If you notice that a document has failed a preprocessing step, you can easily select it using the checkbox on the left side of the row. Once one or more documents are selected, two action buttons will appear at the top of the table: Retry and Recompute.

It is important to understand the difference between these two functions:

🔄 Retry (The Quick Fix)

Use Retry when a step has explicitly failed (shows an error icon).

  • Clicking Retry tells DATS to automatically look at the selected documents, identify exactly which steps failed, and attempt to run them again.
  • Use Case: A temporary server timeout caused the language detection to fail. Clicking Retry will simply try the language detection again.

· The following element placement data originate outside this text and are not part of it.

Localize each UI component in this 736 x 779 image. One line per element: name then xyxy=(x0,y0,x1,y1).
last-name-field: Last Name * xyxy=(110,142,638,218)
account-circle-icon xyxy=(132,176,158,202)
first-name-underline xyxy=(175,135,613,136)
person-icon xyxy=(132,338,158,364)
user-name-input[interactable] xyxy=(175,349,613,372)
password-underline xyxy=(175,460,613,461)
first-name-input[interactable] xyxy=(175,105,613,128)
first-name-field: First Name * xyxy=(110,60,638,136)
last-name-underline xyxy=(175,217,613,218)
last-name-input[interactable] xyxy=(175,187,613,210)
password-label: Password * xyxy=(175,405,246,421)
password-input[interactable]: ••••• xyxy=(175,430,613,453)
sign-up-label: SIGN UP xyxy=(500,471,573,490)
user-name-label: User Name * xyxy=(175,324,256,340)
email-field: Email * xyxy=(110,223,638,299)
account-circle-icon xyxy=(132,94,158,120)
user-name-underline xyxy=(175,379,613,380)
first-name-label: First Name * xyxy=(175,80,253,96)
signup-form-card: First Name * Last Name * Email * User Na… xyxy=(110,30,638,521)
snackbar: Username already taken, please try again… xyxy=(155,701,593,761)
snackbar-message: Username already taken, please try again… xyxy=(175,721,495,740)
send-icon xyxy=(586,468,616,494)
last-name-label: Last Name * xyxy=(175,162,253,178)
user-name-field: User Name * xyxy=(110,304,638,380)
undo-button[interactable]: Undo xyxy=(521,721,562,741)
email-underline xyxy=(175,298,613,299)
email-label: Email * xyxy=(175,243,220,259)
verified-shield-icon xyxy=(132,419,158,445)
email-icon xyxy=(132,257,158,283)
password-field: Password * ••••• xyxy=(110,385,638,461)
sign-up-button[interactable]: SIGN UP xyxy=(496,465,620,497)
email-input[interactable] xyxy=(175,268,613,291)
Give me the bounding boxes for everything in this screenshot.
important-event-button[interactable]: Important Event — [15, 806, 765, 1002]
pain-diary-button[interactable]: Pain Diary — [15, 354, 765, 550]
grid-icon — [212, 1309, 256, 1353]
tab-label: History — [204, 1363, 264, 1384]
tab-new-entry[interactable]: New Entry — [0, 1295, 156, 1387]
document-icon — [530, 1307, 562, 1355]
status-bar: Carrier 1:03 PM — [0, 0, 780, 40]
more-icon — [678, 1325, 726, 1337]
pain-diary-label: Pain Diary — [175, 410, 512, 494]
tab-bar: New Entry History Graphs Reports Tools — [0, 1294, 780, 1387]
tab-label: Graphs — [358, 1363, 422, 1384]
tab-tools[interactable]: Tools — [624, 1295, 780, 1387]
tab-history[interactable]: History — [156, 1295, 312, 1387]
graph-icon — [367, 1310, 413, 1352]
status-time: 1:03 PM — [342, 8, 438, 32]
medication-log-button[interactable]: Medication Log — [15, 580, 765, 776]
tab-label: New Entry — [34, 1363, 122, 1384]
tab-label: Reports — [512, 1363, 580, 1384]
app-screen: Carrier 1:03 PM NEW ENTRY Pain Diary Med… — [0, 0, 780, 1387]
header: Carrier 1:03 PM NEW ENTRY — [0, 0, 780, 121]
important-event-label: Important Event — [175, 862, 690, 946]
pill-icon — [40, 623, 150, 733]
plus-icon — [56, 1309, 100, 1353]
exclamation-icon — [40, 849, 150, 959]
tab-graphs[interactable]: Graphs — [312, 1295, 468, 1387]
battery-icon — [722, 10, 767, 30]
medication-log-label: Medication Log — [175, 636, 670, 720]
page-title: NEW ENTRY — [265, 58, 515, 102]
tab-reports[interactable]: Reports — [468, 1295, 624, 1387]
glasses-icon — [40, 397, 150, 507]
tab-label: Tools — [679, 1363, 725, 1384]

⚙️ Recompute (The Force Run)

Use Recompute when you want to force DATS to re-run a step that has already succeeded, or if you want to manually trigger a specific part of the pipeline.

  • Clicking Recompute opens a small dropdown menu allowing you to select a specific pipeline step (e.g., text_spacy). DATS will then force-run that step (and all subsequent dependent steps) for the selected documents, even if they had previously completed successfully.
  • Use Case: You have updated the global project settings or you want to force the system to re-evaluate the named entities in a document.

Selecting Multiple Documents

If you had a large upload batch with multiple failures, use the master checkbox at the very top left of the table header to select all visible documents at once, then hit Retry to process the queue in bulk!